Il est donc raisonnable de supposer que la loi d’Arrhenius déterminée par les expériences d’interdiffusion Pb2+ + Th4+⇔ 2 Nd3+ soit représentative de l’hétérodiffusion à grande dilution du plomb dans une grande variété de monazites. Et c’est bien ce coefficient qui nous intéresse dans le cas naturel car le plomb est toujours faiblement concentré dans les monazites. Les échanges Pb2+ + Th4+⇔ 2 Nd3+ et Pb2+ ⇔ Ca2+ ont été en partie choisis parce qu’ils sont probables pour la diffusion du plomb dans les monazites naturelles. Mais même s’ils ne jouent pas dans le cas naturel, ils permettent d’estimer l’hétérodiffusion à grande dilution du plomb, qui sera, quelque soit le couplage et à un ordre de grandeur près, la vitesse maximale que pourra atteindre le plomb dans une monazite.
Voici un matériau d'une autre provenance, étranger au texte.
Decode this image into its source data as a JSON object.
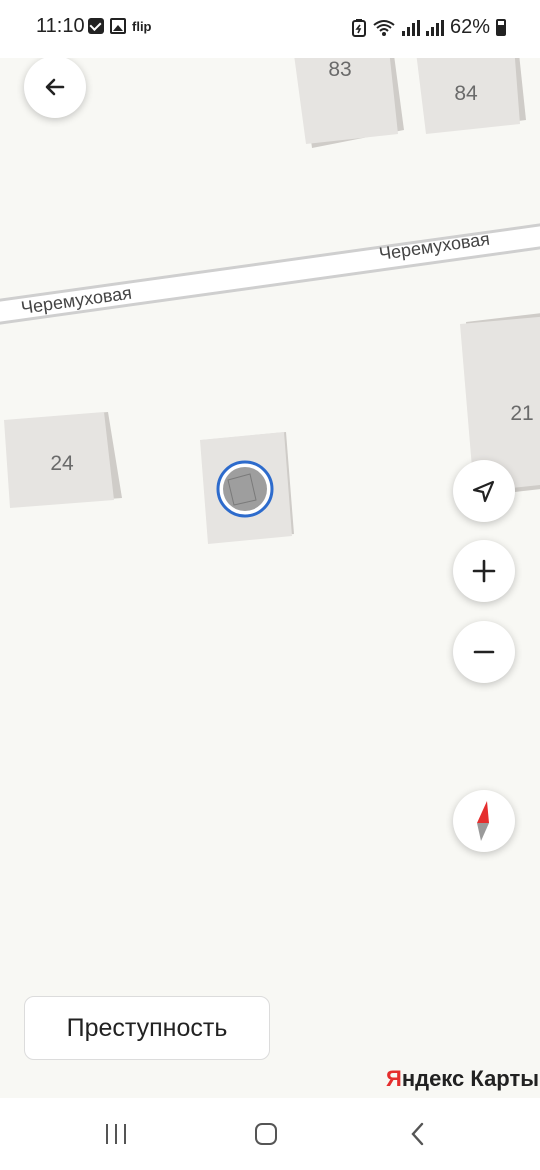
{
  "status_bar": {
    "time": "11:10",
    "flip_label": "flip",
    "battery": "62%",
    "icons": [
      "check-notification-icon",
      "image-notification-icon",
      "flip-icon",
      "battery-saver-icon",
      "wifi-icon",
      "signal-icon",
      "battery-icon"
    ]
  },
  "map": {
    "street_name": "Черемуховая",
    "street_labels": [
      "Черемуховая",
      "Черемуховая"
    ],
    "house_numbers": [
      "83",
      "84",
      "21",
      "24"
    ],
    "colors": {
      "background": "#f8f8f4",
      "building_top": "#e6e4e1",
      "building_side": "#cfccc8",
      "road": "#ffffff",
      "road_border": "#cfcfcf",
      "selection_ring": "#2d6bcc",
      "compass_red": "#e52e2e"
    }
  },
  "controls": {
    "back": "arrow-left-icon",
    "locate": "navigation-arrow-icon",
    "zoom_in": "plus-icon",
    "zoom_out": "minus-icon",
    "compass": "compass-icon"
  },
  "crime_button": {
    "label": "Преступность"
  },
  "brand": {
    "first": "Я",
    "rest": "ндекс Карты"
  },
  "nav_bar": {
    "icons": [
      "recent-apps-icon",
      "home-icon",
      "back-icon"
    ]
  }
}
Cela dit, nous avons réalisé nos expériences dans des conditions restreintes et différentes des conditions naturelles. Tout d’abord, nous avons fait nos expériences entre 1200 et 1500°C, gamme bien plus haute que les températures crustales communes. Ainsi, pour appliquer notre loi au cas naturel, il faut déjà l’extrapoler à basse température. Cela soulève le problème de la validité de la loi à plus basse température. En effet, rien ne nous permet d’affirmer que les paramètres d’Arrhenius déterminés entre 1200 et 1500°C sont identiques à plus basse température, et qu’en particulier qu’aucun changement dans l’énergie d’activation n’intervient à plus basse température à cause d’un changement dans la population des défauts ponctuels impliqués dans la diffusion du plomb. Nous ne connaissons pas d’étude reportant la population de défauts ponctuels dans les monazites. Il est fort probable que la diffusion du plomb que nous avons observée soit de type intrinsèque, c'est-à-dire ce faisant à l’aide de défauts ponctuels natifs (dont l’existence est seulement liée à l’agitation thermique et non pas aux conditions environnantes). Le régime intrinsèque survient aux hautes températures et se caractérise par de plus fortes énergies d’activation. Bien que notre énergie d’activation ne soit pas particulièrement très forte, la gamme de températures dans laquelle nous avons fonctionné (jusqu’à 1500°C) laisse penser que nous nous trouvons en régime intrinsèque. Cela est renforcé par la concordance de nos résultats avec ceux de Cherniak et al. (2004a) qui n’ont pas vu de différence forte entre échantillons naturels et synthétiques : la population de défauts présents initialement dans les deux matériaux, a priori différents, ne semble pas avoir joué mais seulement les défauts natifs qui apparaissent à haute température, a priori identiques. Maintenant, un changement du régime intrinsèque vers le régime extrinsèque, c'est-à-dire par lequel la diffusion se fait principalement par des défauts ponctuels équilibrés par les

conditions environnantes, est tout à fait possible à plus basse température, c’est à dire aux températures crustales. En régime extrinsèque, les énergies d’activation sont en général plus faibles car à cette énergie ne contribue plus l’énergie de formation des défauts ponctuels mais seulement l’énergie de migration. Si un changement de mécanisme intervient à plus basse température, il sera accompagné par une diminution de l’énergie d’activation. L’extrapolation de notre loi sous-estimerait alors les diffusivités. Mais nous ne pouvons pas vérifier cela expérimentalement, car les diffusivités seront toujours trop faibles à plus basses températures pour obtenir des profils de diffusion mesurables. A ce stade, des simulations numériques seraient sans doute nécessaires. Nous devons donc nous contenter de la loi établie ici, tout en gardant à l’esprit qu’elle n’est peut être plus valable à basse température.